Finding a Good Wife
(based on Berachot 1:93)
Gemara: “For this every pious man should pray to You for the time of finding” (Tehillim 32:6). Rav Chanina says that “the time of finding” refers to a wife, as the pasuk says, “One who found a wife found goodness” (Mishlei 18:22).
Ein Ayah: “The time of finding” refers to a certain time that has implications for the success of his entire life. The only thing that fits this description is a wife. As Chazal said: “If Hashem reserves for him a pretty/good wife, his life is double” (Yevamot 63b). Then he will be able to spend his life focused on reaching true shleimut (completeness). The opposite is also true. If one has a bad wife, all of his days are polluted by a tormented mental state, and he has to deal with the lowliness of bad attributes, as Ben Sira said: “A bad wife is leprosy for her husband.”
The Reason to Eat on Erev Yom Kippur
(based on Berachot 1:103)
Gemara: “You shall afflict yourself on the ninth day of the month in the evening” (Vayikra 23:32). Do we fast on the ninth? Don’t we fast on the tenth? Rather, whoever eats and drinks on the ninth is considered by the Torah as if he fasted on the ninth and the tenth.
Ein Ayah: There are two elements to the content of teshuva (repentance). One is to reclaim the lost positive emotions whose boundaries were ruptured. In regard to this element, staying away from physical pleasures and the normal flow of life is effective. This facilitates his contemplation on the ways of ethics and the work of disciplining himself with the love and fear of Hashem.
The second is the matter of forming, by actual practice, good habits of following a proper path and not allowing his desires to take him on a path that diverges from the path of Hashem. This form of repentance specifically is accomplished when one is occupied in the physical world and his own desires but does so in appropriate measure. In such a case, he distances himself from the path of introspection and a life of seclusion and still he does not leave behind his complete success in staying away from anything that is against the Torah.

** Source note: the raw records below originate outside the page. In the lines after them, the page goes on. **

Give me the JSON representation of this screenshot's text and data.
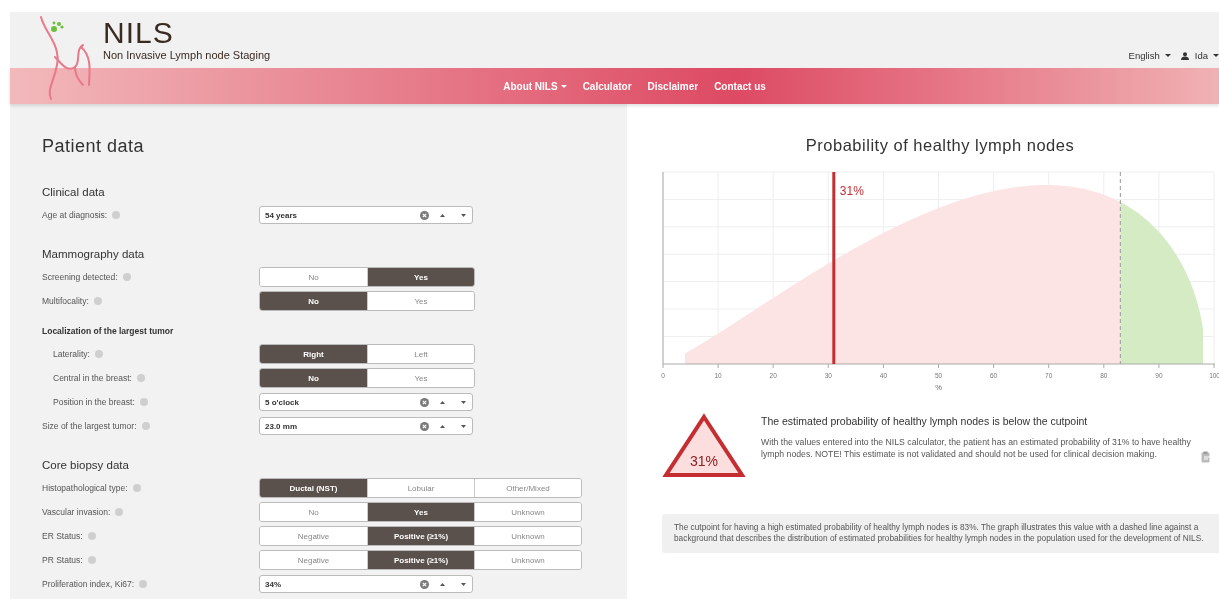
{
  "header": {
    "title": "NILS",
    "subtitle": "Non Invasive Lymph node Staging",
    "language": "English",
    "user": "Ida"
  },
  "nav": [
    {
      "label": "About NILS",
      "dropdown": true
    },
    {
      "label": "Calculator",
      "dropdown": false
    },
    {
      "label": "Disclaimer",
      "dropdown": false
    },
    {
      "label": "Contact us",
      "dropdown": false
    }
  ],
  "patient": {
    "title": "Patient data",
    "sections": [
      {
        "title": "Clinical data",
        "rows": [
          {
            "kind": "spinner",
            "label": "Age at diagnosis:",
            "value": "54 years"
          }
        ]
      },
      {
        "title": "Mammography data",
        "rows": [
          {
            "kind": "toggle",
            "label": "Screening detected:",
            "options": [
              {
                "label": "No",
                "selected": false
              },
              {
                "label": "Yes",
                "selected": true
              }
            ]
          },
          {
            "kind": "toggle",
            "label": "Multifocality:",
            "options": [
              {
                "label": "No",
                "selected": true
              },
              {
                "label": "Yes",
                "selected": false
              }
            ]
          },
          {
            "kind": "group",
            "label": "Localization of the largest tumor",
            "children": [
              {
                "kind": "toggle",
                "label": "Laterality:",
                "options": [
                  {
                    "label": "Right",
                    "selected": true
                  },
                  {
                    "label": "Left",
                    "selected": false
                  }
                ]
              },
              {
                "kind": "toggle",
                "label": "Central in the breast:",
                "options": [
                  {
                    "label": "No",
                    "selected": true
                  },
                  {
                    "label": "Yes",
                    "selected": false
                  }
                ]
              },
              {
                "kind": "spinner",
                "label": "Position in the breast:",
                "value": "5 o'clock"
              }
            ]
          },
          {
            "kind": "spinner",
            "label": "Size of the largest tumor:",
            "value": "23.0 mm"
          }
        ]
      },
      {
        "title": "Core biopsy data",
        "rows": [
          {
            "kind": "toggle",
            "label": "Histopathological type:",
            "options": [
              {
                "label": "Ductal (NST)",
                "selected": true
              },
              {
                "label": "Lobular",
                "selected": false
              },
              {
                "label": "Other/Mixed",
                "selected": false
              }
            ]
          },
          {
            "kind": "toggle",
            "label": "Vascular invasion:",
            "options": [
              {
                "label": "No",
                "selected": false
              },
              {
                "label": "Yes",
                "selected": true
              },
              {
                "label": "Unknown",
                "selected": false
              }
            ]
          },
          {
            "kind": "toggle",
            "label": "ER Status:",
            "options": [
              {
                "label": "Negative",
                "selected": false
              },
              {
                "label": "Positive (≥1%)",
                "selected": true
              },
              {
                "label": "Unknown",
                "selected": false
              }
            ]
          },
          {
            "kind": "toggle",
            "label": "PR Status:",
            "options": [
              {
                "label": "Negative",
                "selected": false
              },
              {
                "label": "Positive (≥1%)",
                "selected": true
              },
              {
                "label": "Unknown",
                "selected": false
              }
            ]
          },
          {
            "kind": "spinner",
            "label": "Proliferation index, Ki67:",
            "value": "34%"
          }
        ]
      }
    ]
  },
  "result": {
    "title": "Probability of healthy lymph nodes",
    "chart": {
      "marker_label": "31%",
      "xlabel": "%",
      "xticks": [
        "0",
        "10",
        "20",
        "30",
        "40",
        "50",
        "60",
        "70",
        "80",
        "90",
        "100"
      ]
    },
    "badge": "31%",
    "heading": "The estimated probability of healthy lymph nodes is below the cutpoint",
    "text": "With the values entered into the NILS calculator, the patient has an estimated probability of 31% to have healthy lymph nodes. NOTE! This estimate is not validated and should not be used for clinical decision making.",
    "note": "The cutpoint for having a high estimated probability of healthy lymph nodes is 83%. The graph illustrates this value with a dashed line against a background that describes the distribution of estimated probabilities for healthy lymph nodes in the population used for the development of NILS."
  }
}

This second element of repentance is the way to complete the repentance of contemplation and elevate its level.
This is why Erev Yom Kippur is designed and fit for repentance. By this, we mean that the time is appropriate for the type of repentance that is based on actual, positive habit forming. This is similar to what the Rabbis said (in Yoma 86b) about one who demonstrates having repented by succeeding in avoiding sin after being placed in the same situation in which he failed previously. Therefore, the repentance process of Yom Kippur is actually completed specifically through eating and drinking and involvement in physicality while still doing everything according to the Torah and its commandments. That is why whoever eats and drinks on the ninth is considered by the Torah as if he fasted the ninth and the tenth. In this way, after all, he elevates even his repentance of the tenth, for had it remained just a repentance of contemplation, it would not reach its goal, which requires him to attach it to action.